Pensé darte un sillazo ; pero me pareció que era irrespetuoso para con un Cesar.

Me imaginé a los libros de historia diciendo “a Cesar lo asesinaron de un sillazo”.

En otro lugar, a poca distancia del fiscal estaba Hitler conversando con Goering.

Le comentaba, menos mal que los campos de concentración los pusimos en Europa, mira si los poníamos en Argentina ; entre que no tienen gas y los corte de luz, hubiéramos tenido que matar a esa gente a sifonazos.

Varias filas detrás de ellos, un grupo de judíos hablaban entre ellos, cuando acertó a pasar un rabino por el lugar, uno de los judíos, un tal Samuel, al verlo se le acercó y le preguntó : ¿podemos matarlo a Hitler ahora?.

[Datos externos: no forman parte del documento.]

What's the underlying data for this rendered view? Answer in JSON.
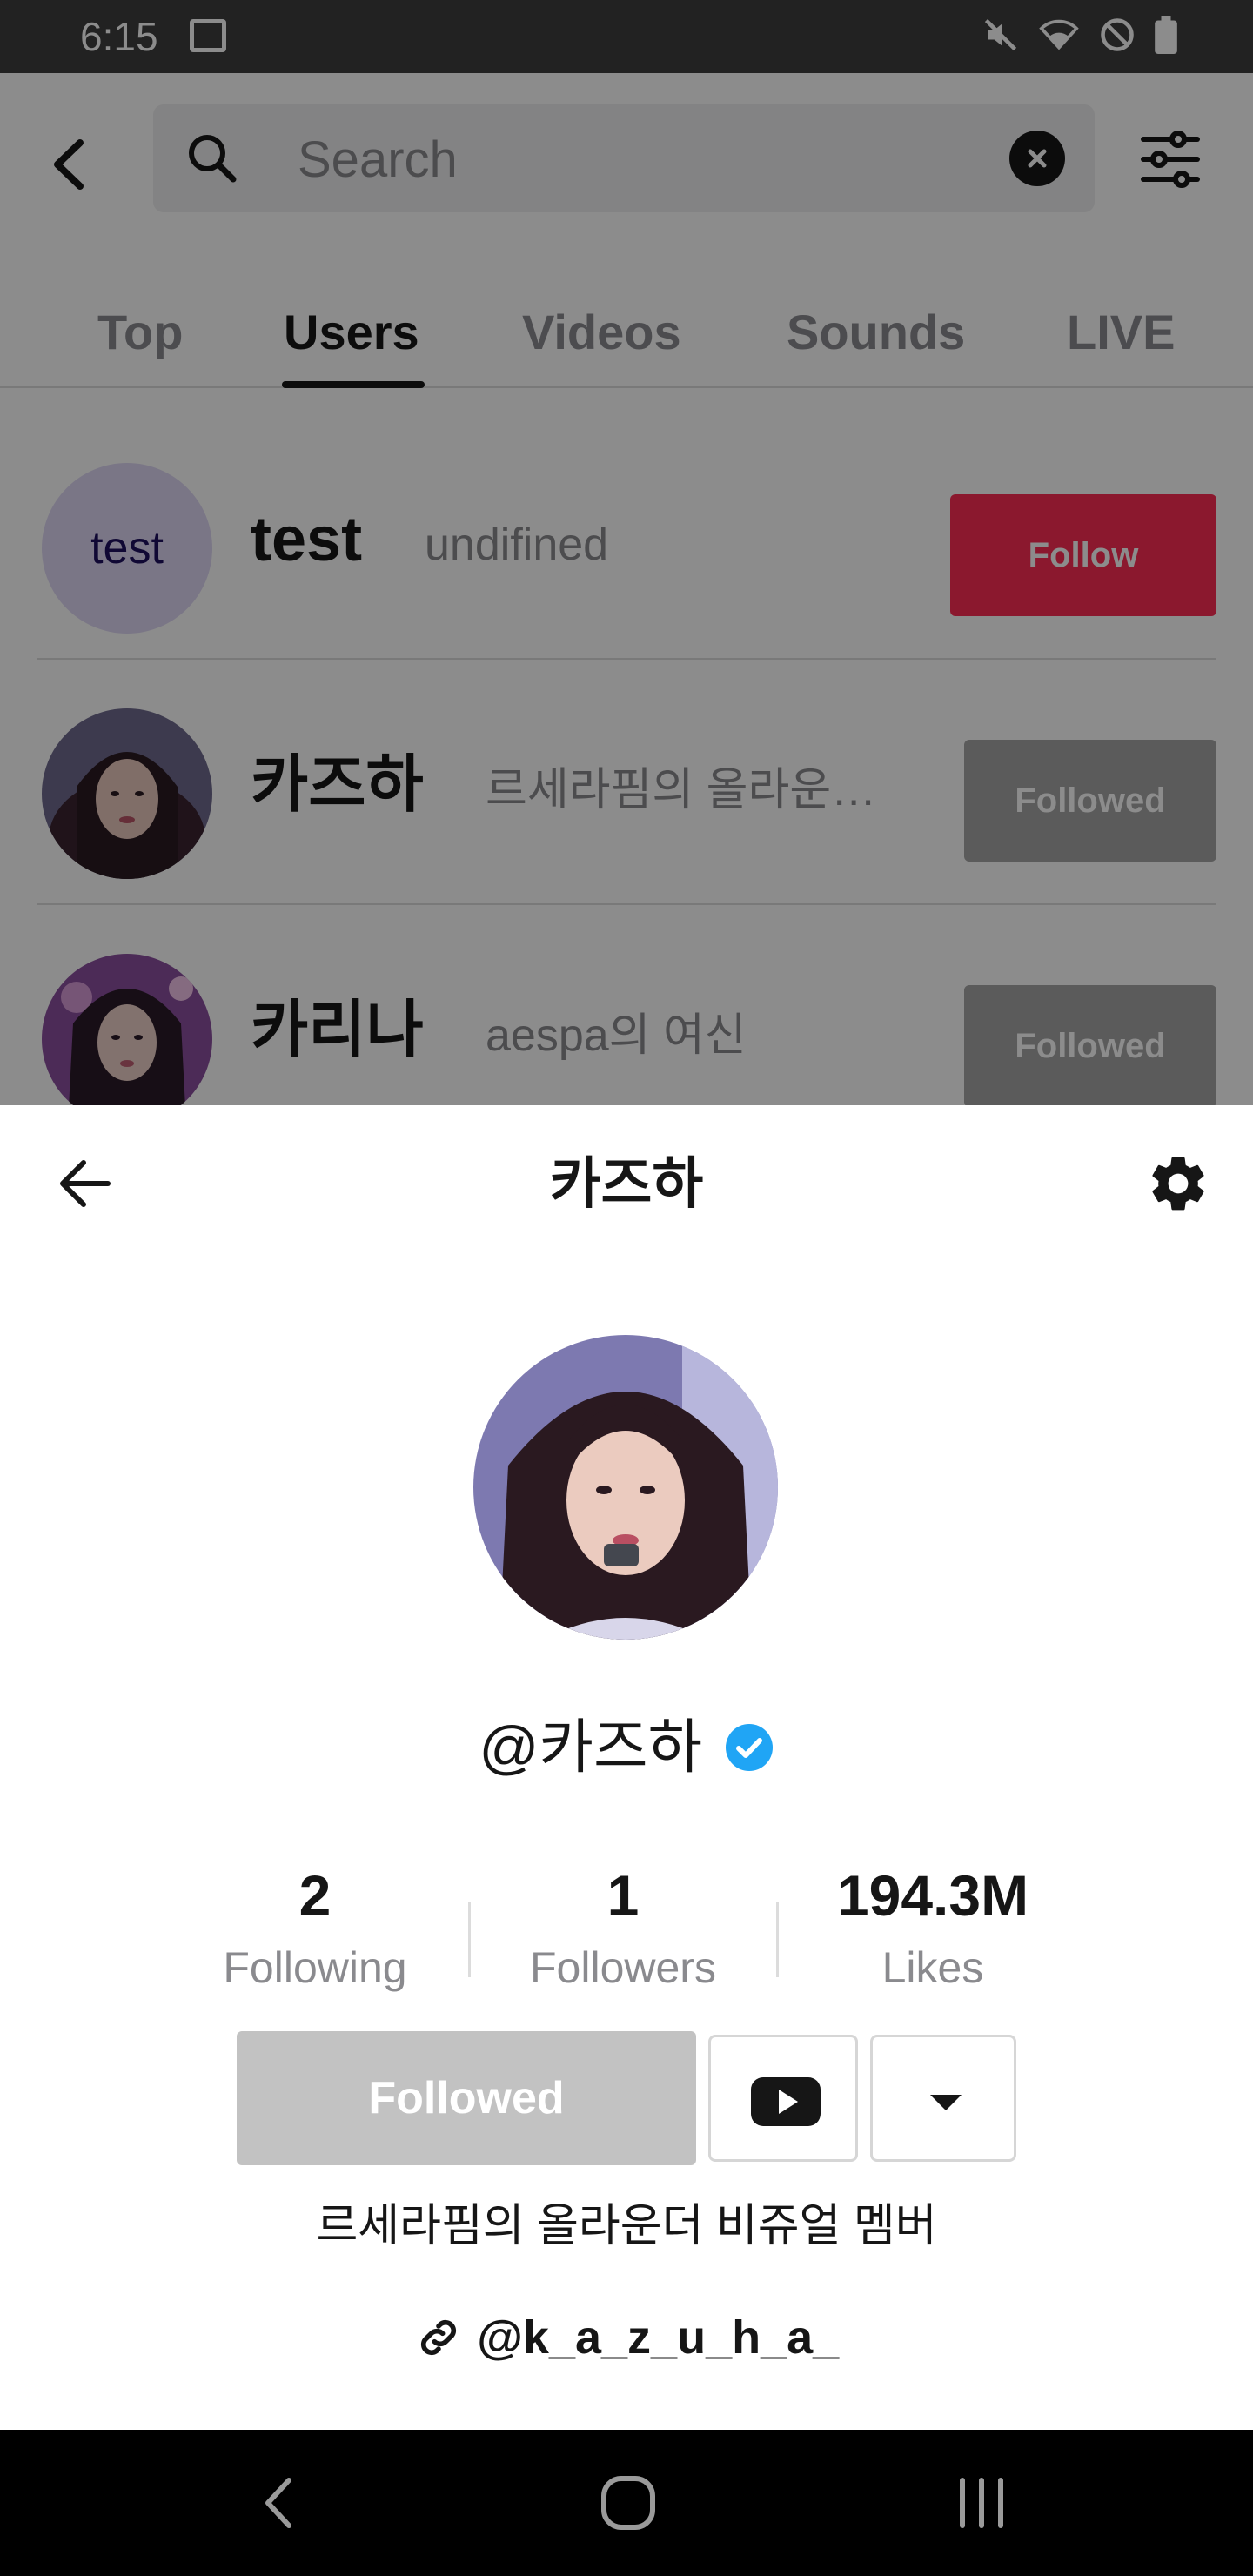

Sorprendido el rabino le contestó –pero compadre–  aclaración ; el autor no tiene la menor idea de cómo llaman los rabinos a sus feligreses –Hitler ya se murió–.

Si, lo sabemos contestó el otro, –pero igual queríamos matarlo varias veces más–.

Así entre una cosa y otra fue pasando el tiempo

Hasta que el juez Salomón golpeando con su puño sobre la mesa (le habían choreado el martillo), dio comienzo a la sesión.

El fiscal, el tal Judas llamo a su primer testigo.

Con potente voz dijo –llamo al estrado al Sr Diablo–.

Murmullos en la sala.

Se acerca el Diablo, con su capa, su galera y su tridente.

–Disculpe Sr. Diablo– le dijo el Ujier que lo conducía al estrado –¿como prefiere que lo llamen?–.

–En realidad–, contesto el diablo, –tengo varios nombres, pero pueden llamarme Satanás, me agrada–.

El ujier antes de tomarle el juramento de práctica le solicitó, si por favor podía dejar el tridente antes de subir a declarar ; a los jueces los pone nerviosos.

Ningún problema dijo Satanás, haciendo desaparecer el tridente con un ampuloso movimiento, que despertó la admiración de la sala.

Dios que estaba sentado al lado del abogado, le dio un codazo a este y le cuchicheo al oído –ese siempre igual, siempre con su ampulosidad mediática, tratando de que lo noten–.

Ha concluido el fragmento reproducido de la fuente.